The Wall Street Journal – EU Pushes Scenarios for Euro Bond
As Rescue-Fund Expansion Falters, Idea Is Floated; but Germany Opposes
As the euro zone’s debt crisis threatens to draw in more victims and a plan agreed to expand the currency’s bailout fund looks set to disappoint, the European Union’s executive arm will this week float proposals for joint issues of bonds among the currency’s 17 governments. The proposal to end the crisis from the European Commission calls for the euro zone to use its combined strength in the bond markets to replace some or all of the fund-raising currently being done by national governments. The proposals for common bond issues are unlikely to gain traction soon: Germany, the strongest economy in the common currency, remains resolutely opposed to the idea, fearing it would be stuck with the bill for other governments’ spendthrift ways. But the commission’s discussion document appears designed to trigger debate on one of the few ideas that economists think offers the prospect of ending the crisis.
The New York Times – Europe Fears a Credit Squeeze as Investors Sell Bond Holdings
Nervous investors around the globe are accelerating their exit from the debt of European governments and banks, increasing the risk of a credit squeeze that could set off a downward spiral. institutions are dumping their vast holdings of European government debt and spurning new bond issues by countries like Spain and Italy. And many have decided not to renew short-term loans to European banks, which are needed to finance day-to-day operations. If this trend continues, it risks creating a vicious cycle of rising borrowing costs, deeper spending cuts and slowing growth, which is hard to get out of, especially as some European banks are having trouble meeting their financing needs.

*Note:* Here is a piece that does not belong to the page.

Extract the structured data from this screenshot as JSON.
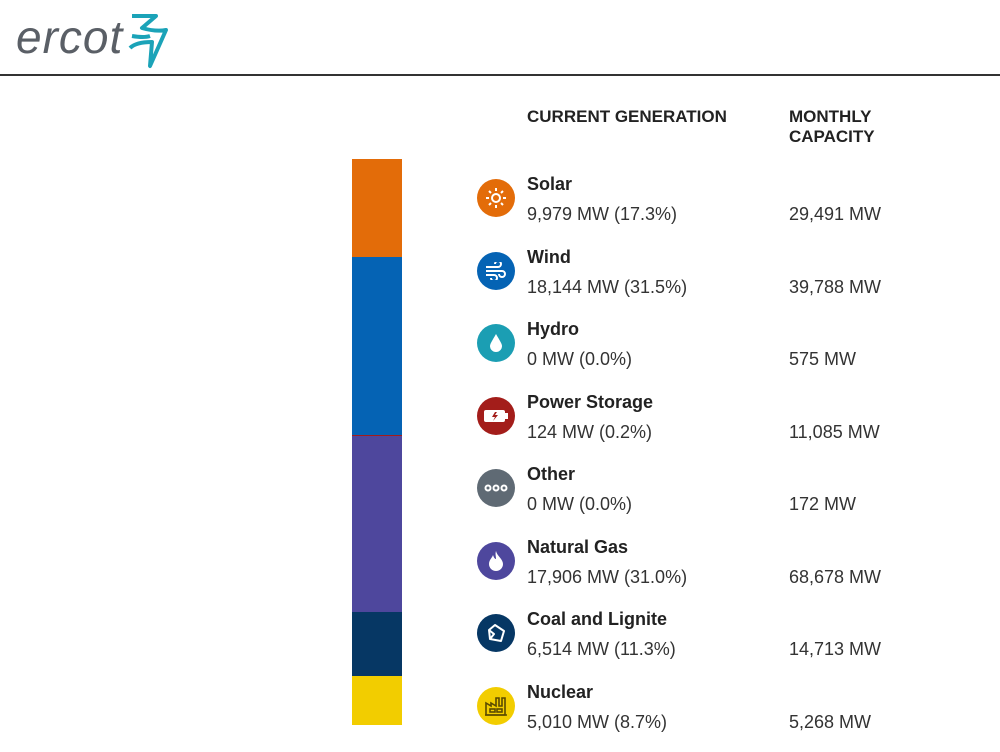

Recall the reason we are having the European debt crisis (page 10):
The problem in Europe is simple – they created a common currency – the euro. For years, the market erred. It thought that meant that every sovereign debt had the same rating as Germany. I was buying Greek bonds. I was buying Irish bonds. I was buying Italian bonds. But I thought I was buying German bonds. Then, a couple of years ago, I had an epiphany – no, I was not buying German bonds; I was buying Greece, Italy, and Ireland, or whatever, not Germany.

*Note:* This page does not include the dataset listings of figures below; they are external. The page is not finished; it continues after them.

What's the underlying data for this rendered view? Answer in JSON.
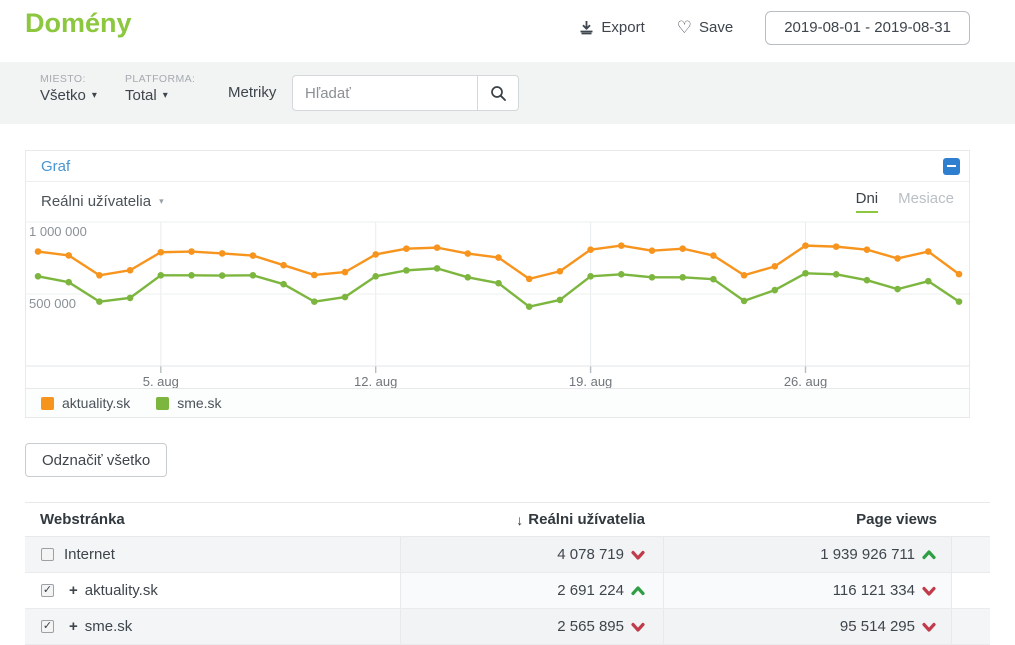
{
  "header": {
    "title": "Domény",
    "export_label": "Export",
    "save_label": "Save",
    "date_range": "2019-08-01 - 2019-08-31"
  },
  "filters": {
    "miesto_label": "MIESTO:",
    "miesto_value": "Všetko",
    "platforma_label": "PLATFORMA:",
    "platforma_value": "Total",
    "metriky_label": "Metriky",
    "search_placeholder": "Hľadať"
  },
  "chart_panel": {
    "title": "Graf",
    "metric_selector": "Reálni užívatelia",
    "tabs": [
      {
        "label": "Dni",
        "active": true
      },
      {
        "label": "Mesiace",
        "active": false
      }
    ]
  },
  "chart_data": {
    "type": "line",
    "title": "Reálni užívatelia",
    "x_unit": "day of August 2019",
    "x": [
      1,
      2,
      3,
      4,
      5,
      6,
      7,
      8,
      9,
      10,
      11,
      12,
      13,
      14,
      15,
      16,
      17,
      18,
      19,
      20,
      21,
      22,
      23,
      24,
      25,
      26,
      27,
      28,
      29,
      30,
      31
    ],
    "x_ticks": [
      {
        "day": 5,
        "label": "5. aug"
      },
      {
        "day": 12,
        "label": "12. aug"
      },
      {
        "day": 19,
        "label": "19. aug"
      },
      {
        "day": 26,
        "label": "26. aug"
      }
    ],
    "y_ticks": [
      {
        "value": 1000000,
        "label": "1 000 000"
      },
      {
        "value": 500000,
        "label": "500 000"
      }
    ],
    "ylim": [
      0,
      1010000
    ],
    "grid": true,
    "legend_position": "bottom",
    "series": [
      {
        "name": "aktuality.sk",
        "color": "#f7941e",
        "values": [
          795000,
          768000,
          630000,
          665000,
          790000,
          795000,
          782000,
          767000,
          700000,
          632000,
          652000,
          775000,
          815000,
          822000,
          781000,
          753000,
          605000,
          658000,
          808000,
          836000,
          801000,
          815000,
          767000,
          630000,
          692000,
          836000,
          829000,
          808000,
          747000,
          795000,
          638000
        ]
      },
      {
        "name": "sme.sk",
        "color": "#7cb63e",
        "values": [
          623000,
          582000,
          447000,
          473000,
          630000,
          630000,
          628000,
          630000,
          568000,
          447000,
          479000,
          623000,
          664000,
          678000,
          616000,
          575000,
          412000,
          459000,
          623000,
          637000,
          616000,
          616000,
          603000,
          452000,
          527000,
          644000,
          637000,
          596000,
          534000,
          589000,
          447000
        ]
      }
    ]
  },
  "legend": {
    "items": [
      {
        "label": "aktuality.sk",
        "color": "#f7941e"
      },
      {
        "label": "sme.sk",
        "color": "#7cb63e"
      }
    ]
  },
  "deselect_button_label": "Odznačiť všetko",
  "table": {
    "columns": {
      "website": "Webstránka",
      "real_users": "Reálni užívatelia",
      "page_views": "Page views"
    },
    "sort_icon": "↓",
    "expand_icon": "+",
    "trend_colors": {
      "up": "#2f9e44",
      "down": "#c13b4a"
    },
    "rows": [
      {
        "name": "Internet",
        "checked": false,
        "expandable": false,
        "real_users": "4 078 719",
        "real_users_trend": "down",
        "page_views": "1 939 926 711",
        "page_views_trend": "up"
      },
      {
        "name": "aktuality.sk",
        "checked": true,
        "expandable": true,
        "real_users": "2 691 224",
        "real_users_trend": "up",
        "page_views": "116 121 334",
        "page_views_trend": "down"
      },
      {
        "name": "sme.sk",
        "checked": true,
        "expandable": true,
        "real_users": "2 565 895",
        "real_users_trend": "down",
        "page_views": "95 514 295",
        "page_views_trend": "down"
      }
    ]
  },
  "icons": {
    "caret": "▾",
    "heart": "♡",
    "checkmark": "✓"
  },
  "colors": {
    "brand_green": "#8dc63f",
    "link_blue": "#4795d1",
    "collapse_blue": "#2f7fd0",
    "trend_up": "#2f9e44",
    "trend_down": "#c13b4a"
  }
}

Those countries, recognizing that they could borrow into infinity because everybody thought they were lending to Germany, pretty much did that and expanded their welfare states to the point where they cannot pay their debts.
With this in mind, let me repeat part of the highlighted passage above:
Germany, the strongest economy in the common currency, remains resolutely opposed to the idea, fearing it would be stuck with the bill for other governments’ spendthrift ways.
If a Eurobond market comes with with strict discipline/rules on borrowing and paying debt back, it might work. Unfortunately no one will agree to a Eurobond market with strict discipline/rules.
If a Eurobond market comes with no discipline/rules, then it is just another way to trick the market into thinking they are buying German Bunds. It will “work” for a while as the crisis will ease until everyone borrows too much money and then comes back much worse.
So how do you fix the Euro crisis? Unfortunately there are only three solutions and all are distasteful:
Call off the union and go back to legacy currencies. This destroys the banking system who will be paid back with devalued/nearly worthless currencies.
Massive austerity. This option is very unpopular among the electorates and will cause a bad recession/depression.
Fiscal union. This is a nice way of saying Germany finally wins WW2. Is the rest of Europe now ready to take orders from Berlin? Didn’t they fight two wars to prevent this?
The only reason ECB printing keeps being mentioned is because the three options above are untenable and money printing is the only other thing they can think of. Money printing does NOT fix anything, it just makes the problem better for a while until it comes back worse than before.